This month I joined a couple of my fellow bloger's and friends in the event "This book makes me cook". An event where we decide on a book and each of us would blog about the food the book inspired us to cook.The book that was chosen for September was any of J.K.Rowling's Harry Potter books. Among the 7 I found a couple of them that were good and kept me engaged. However, I am very partial to Harry Potter and the Sorcerer's Stone because of the way the story unfolded. The railway station and journey through the nine and nine and 3/4 platform to board Hogwrats Express, the Diagon Alley, the adventures with the magical cloak were all very interesting. If Enid Blyton wrote about girls(Muggles) in boarding school, Harry Potter was about wizards in boarding school, so feasts were very common.

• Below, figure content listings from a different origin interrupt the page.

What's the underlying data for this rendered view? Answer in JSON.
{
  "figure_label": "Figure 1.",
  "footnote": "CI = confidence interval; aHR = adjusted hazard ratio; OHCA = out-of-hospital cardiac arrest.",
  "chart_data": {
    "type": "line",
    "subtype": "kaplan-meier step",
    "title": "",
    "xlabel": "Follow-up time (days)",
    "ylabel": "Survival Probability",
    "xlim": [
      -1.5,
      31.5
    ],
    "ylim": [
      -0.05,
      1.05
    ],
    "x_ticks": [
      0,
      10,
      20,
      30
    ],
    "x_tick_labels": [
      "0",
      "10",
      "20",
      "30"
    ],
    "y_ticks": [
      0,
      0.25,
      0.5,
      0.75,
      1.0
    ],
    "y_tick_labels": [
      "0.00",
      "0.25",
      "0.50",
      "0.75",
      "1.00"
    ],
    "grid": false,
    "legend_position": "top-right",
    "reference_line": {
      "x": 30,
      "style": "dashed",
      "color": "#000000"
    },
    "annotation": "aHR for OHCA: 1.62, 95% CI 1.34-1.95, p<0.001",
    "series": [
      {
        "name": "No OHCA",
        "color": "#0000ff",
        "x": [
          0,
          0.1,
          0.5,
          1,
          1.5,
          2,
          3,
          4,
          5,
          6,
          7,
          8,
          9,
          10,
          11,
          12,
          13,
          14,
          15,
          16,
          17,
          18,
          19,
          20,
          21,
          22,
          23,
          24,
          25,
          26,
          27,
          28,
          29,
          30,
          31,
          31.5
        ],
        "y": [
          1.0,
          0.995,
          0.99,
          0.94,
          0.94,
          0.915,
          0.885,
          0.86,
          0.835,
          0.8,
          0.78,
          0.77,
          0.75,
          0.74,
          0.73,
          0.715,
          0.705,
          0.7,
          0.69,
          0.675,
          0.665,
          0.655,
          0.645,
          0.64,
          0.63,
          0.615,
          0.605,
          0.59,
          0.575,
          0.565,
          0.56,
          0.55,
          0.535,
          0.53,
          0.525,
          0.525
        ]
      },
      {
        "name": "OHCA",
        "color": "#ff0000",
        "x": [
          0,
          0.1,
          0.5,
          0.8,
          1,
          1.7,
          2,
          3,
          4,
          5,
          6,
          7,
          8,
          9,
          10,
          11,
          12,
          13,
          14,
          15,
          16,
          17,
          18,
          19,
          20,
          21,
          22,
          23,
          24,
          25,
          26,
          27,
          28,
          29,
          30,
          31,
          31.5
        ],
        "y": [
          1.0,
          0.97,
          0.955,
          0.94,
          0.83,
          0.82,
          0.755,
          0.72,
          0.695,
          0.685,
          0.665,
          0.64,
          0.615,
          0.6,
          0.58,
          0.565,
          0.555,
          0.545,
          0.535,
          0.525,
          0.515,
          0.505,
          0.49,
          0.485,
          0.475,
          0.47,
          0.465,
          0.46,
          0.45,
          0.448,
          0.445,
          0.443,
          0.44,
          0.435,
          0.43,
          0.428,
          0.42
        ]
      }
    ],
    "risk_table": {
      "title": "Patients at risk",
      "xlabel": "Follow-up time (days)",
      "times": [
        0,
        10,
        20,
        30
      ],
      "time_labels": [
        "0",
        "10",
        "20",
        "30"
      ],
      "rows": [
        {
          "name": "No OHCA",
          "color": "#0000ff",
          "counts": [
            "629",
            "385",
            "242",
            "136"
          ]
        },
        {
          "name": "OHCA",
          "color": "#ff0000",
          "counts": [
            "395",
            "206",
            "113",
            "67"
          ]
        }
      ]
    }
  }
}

Harry had never in all his life had such a Christmas dinner. a hundred fat, roast turkeys; mountains of roast and boiled potatoes; platters of chipolatas; tureens of buttered peas, silver boats of thick , rich gravy and cranberry sauce - and stacks of wizard crackers every few feet along the table. These fantastic party favors were nothing like the feeble Muggle ones the Dursley's usually bought, with their little plastic toys and their flimsy paper hats inside. Harry pulled a wizard cracker with Fred and it didn't just bang, it went off with a blast like a cannon and engulfed them all in a cloud of blue smoke, while from the inside exploded a rear admiral's hat and several live, white mice. Up at the High Table, Dumbledore had swapped his pointed wizard's hat for a flowered bonnet, and was chuckling merrily at a joke Professor Flitwick had just read him.
Flamming Christmas pudding followed the turkey. Percy nearly broke his teeth on a silver embedded in his slice....
Christmas pudding! wow! looks like forever I have read about the pudding and never have tried one. I don't remember seeing one in the local stores so I decided to make my own. I had to look for recipes and even look at pictures to figure out they looked. Then I referred to Nigella Lawsons recipe and adapted her version. However, I did not use a whole lot of rum or the vodka because my daughter was in charge of mixing it up. I liked what I tasted in the end, and was thrilled that I could make something moist and in the cake form without the oven.
Molds/Cups - 4
Raisins (dark)- 1/4 cup
Golden Raisin - 1/4 cup
Dry Cherries - 1/4 cup
Apricot - 1/4 cup
Orange Juice - 1 whole Orange
Orange zest - 1 whole Orange
Brown Sugar- 1/4 cup
Butter - 1/4 cup
Self raising flour- 1/4 cup
Bread crumbs - 1/4 cup
Vanilla - 1 tsp
Egg - 1
Rum- 1 tsp
Apple - 1 peeled and grated
All spice powder - 1/2 tsp
Water - for the rice cooker
Cherries - 10 for garnish
1. Mix all the dry fruits and soak in orange juice for 30 minutes.
2. Mix the rest of the ingredients in it and spoon them into the 4 moulds or cups and place in idli plates.
3. Pour about 3 cups of water in your rice cooker and place the idli plates in it and cover and cook for 45 - 60 minutes.
4. Remove and pudding from the bowl and serve it hot or cold with cherries.
Note: I did not add vodka over this pudding and do some flamming because I wanted to avoid vodka for my 4 yr old.